Prove that $A$ is diagonalizable and find similar matrices

Question

Let $A$ be a matrix $(3x3)$ such that:

$A(1,1,1)^t=(2,2,2)^t$ and $rank(2I + A) \lt rank(2I-A)$

I need to prove that $A$ is an diagonalizable matrix and find all the matrices that are similar to it.

I'm having difficulties solving this, can anyone please tell me what I should do?

Thanks

Answer 1

From the first equality you get that $2$ is an eigenvalue of $A$, so $\operatorname{rank}(2I-A)<3$. Also $\operatorname{rank}(2I+A)<3$, and therefore $-2$ is an eigenvalue as well.

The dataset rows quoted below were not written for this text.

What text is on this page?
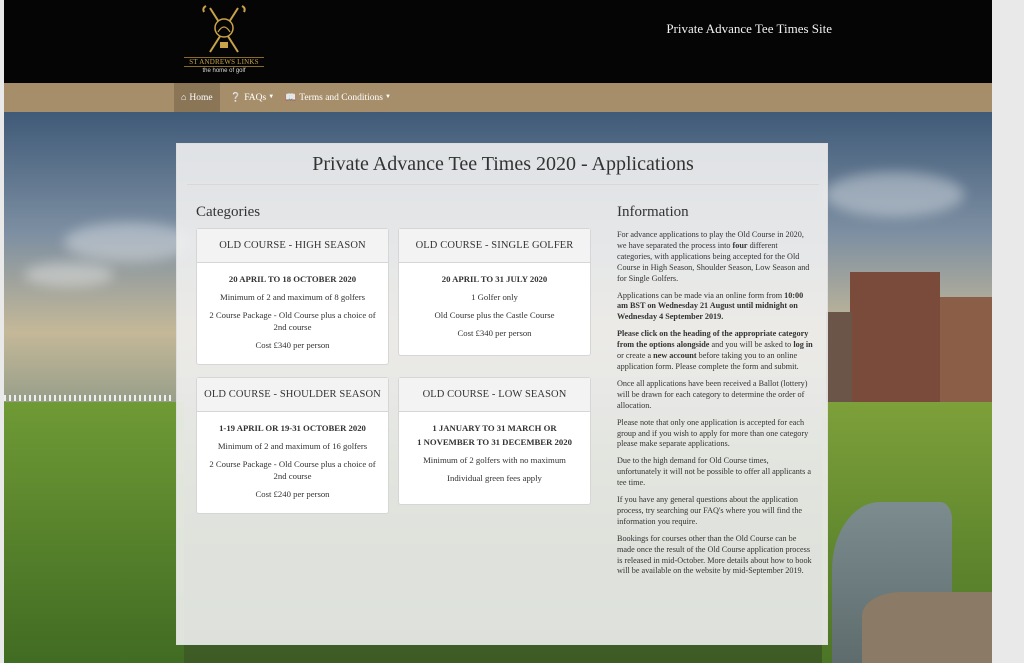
ST ANDREWS LINKS
the home of golf
Private Advance Tee Times Site
⌂ Home	❔ FAQs ▼	📖 Terms and Conditions ▼
Private Advance Tee Times 2020 - Applications
Categories	Information
OLD COURSE - HIGH SEASON
20 APRIL TO 18 OCTOBER 2020

Minimum of 2 and maximum of 8 golfers

2 Course Package - Old Course plus a choice of 2nd course

Cost £340 per person

OLD COURSE - SINGLE GOLFER
20 APRIL TO 31 JULY 2020

1 Golfer only

Old Course plus the Castle Course

Cost £340 per person

OLD COURSE - SHOULDER SEASON
1-19 APRIL OR 19-31 OCTOBER 2020

Minimum of 2 and maximum of 16 golfers

2 Course Package - Old Course plus a choice of 2nd course

Cost £240 per person

OLD COURSE - LOW SEASON
1 JANUARY TO 31 MARCH OR
1 NOVEMBER TO 31 DECEMBER 2020

Minimum of 2 golfers with no maximum

Individual green fees apply

For advance applications to play the Old Course in 2020, we have separated the process into four different categories, with applications being accepted for the Old Course in High Season, Shoulder Season, Low Season and for Single Golfers.

Applications can be made via an online form from 10:00 am BST on Wednesday 21 August until midnight on Wednesday 4 September 2019.

Please click on the heading of the appropriate category from the options alongside and you will be asked to log in or create a new account before taking you to an online application form. Please complete the form and submit.

Once all applications have been received a Ballot (lottery) will be drawn for each category to determine the order of allocation.

Please note that only one application is accepted for each group and if you wish to apply for more than one category please make separate applications.

Due to the high demand for Old Course times, unfortunately it will not be possible to offer all applicants a tee time.

If you have any general questions about the application process, try searching our FAQ's where you will find the information you require.

Bookings for courses other than the Old Course can be made once the result of the Old Course application process is released in mid-October. More details about how to book will be available on the website by mid-September 2019.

The geometric multiplicity of $2$ is thus $1$ or $2$, meaning, respectively, $\operatorname{rank}(2I-A)=2$ and $\operatorname{rank}(2I-A)=1$. The latter is impossible, because it would imply $\operatorname{rank}(2I+A)=0$ and so the geometric multiplicity of $-2$ would be $3$.

Hence $\operatorname{rank}(2I-A)=2$ and $\operatorname{rank}(2I+A)=1$.

Can you go on?

Answer 2

A isn't necessarily orthogonal.

$$ A = \begin{bmatrix}-2&0&4\\0&-2&4\\0&0&2\end{bmatrix} $$

satisfies your conditions and isn't orthogonal, i.e. its columns aren't orthogonal.